The graphics are good for an indie game: the environmental ones more than the facial graphics. While the surface of Mars and the base looks incredible, the faces of the people talking leave something to be desired and are sometimes more unsettling than the monsters. One thing that drove me crazy nearly the entire time was the speed in which Shane moves. There is a run button and you move no faster than an old lady speed walking in the mall. Your walking speed is so slow that you might as well be moving backward. On more than one occasion, I found myself shouting “JUST GO” at the TV when my character practically crawled around the map. Your character feels like he weighs a ton as he slogs through the game.
On a positive note, there is a lot of attention to detail in MOONS OF MADNESS. When Shane is scared, his actions become chaotic. Any usual movement like refilling his air tank becomes shaky and frantic. Instead of pressing a button, he slaps at it several times in a very honest action. I appreciate that level of realism in a narrative game. MOONS OF MADNESS is first person, so you don’t really get to understand the emotion of the protagonist aside from movements and voice acting and small things like that to help get the point across. The voice acting is also REALLY good, at least for Shane’s character. The anger and fear comes across extremely well and that isn’t something you see often in indie games.
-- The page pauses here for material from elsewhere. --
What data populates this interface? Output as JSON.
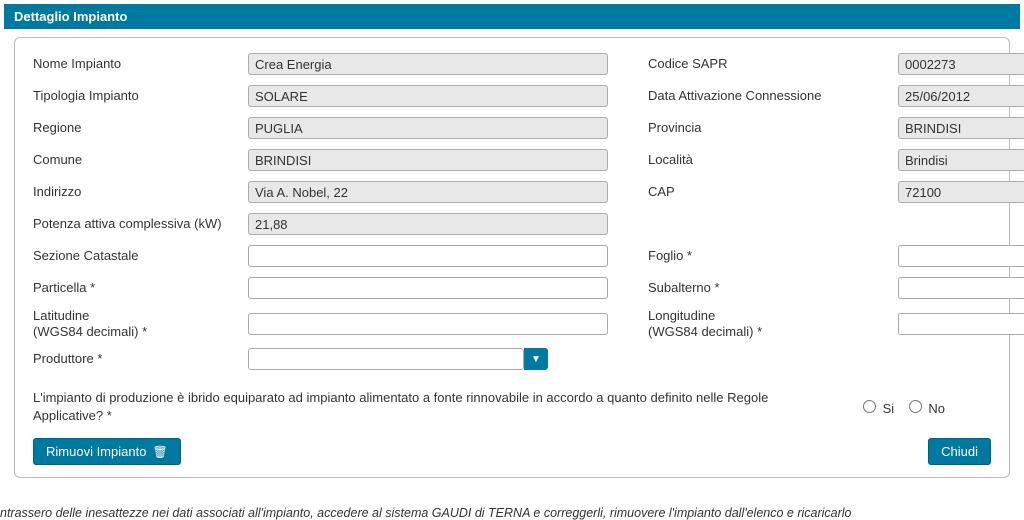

Overall, I did enjoy MOONS OF MADNESS. While the story was very confusing and ended with no catharsis to speak of, it had a lot of potential and some good moments. Had they stuck with one solid theme, this could have been an extraordinary game. If you like moderately short narrative games with a sci-fi/Lovecraftian theme, then MOONS OF MADNESS is worth a try. It’s not the best alien game and it’s not the best Lovecraft game but it’s a pretty good game. MOONS OF MADNESS is available now on PS4, Xbox One, and Windows.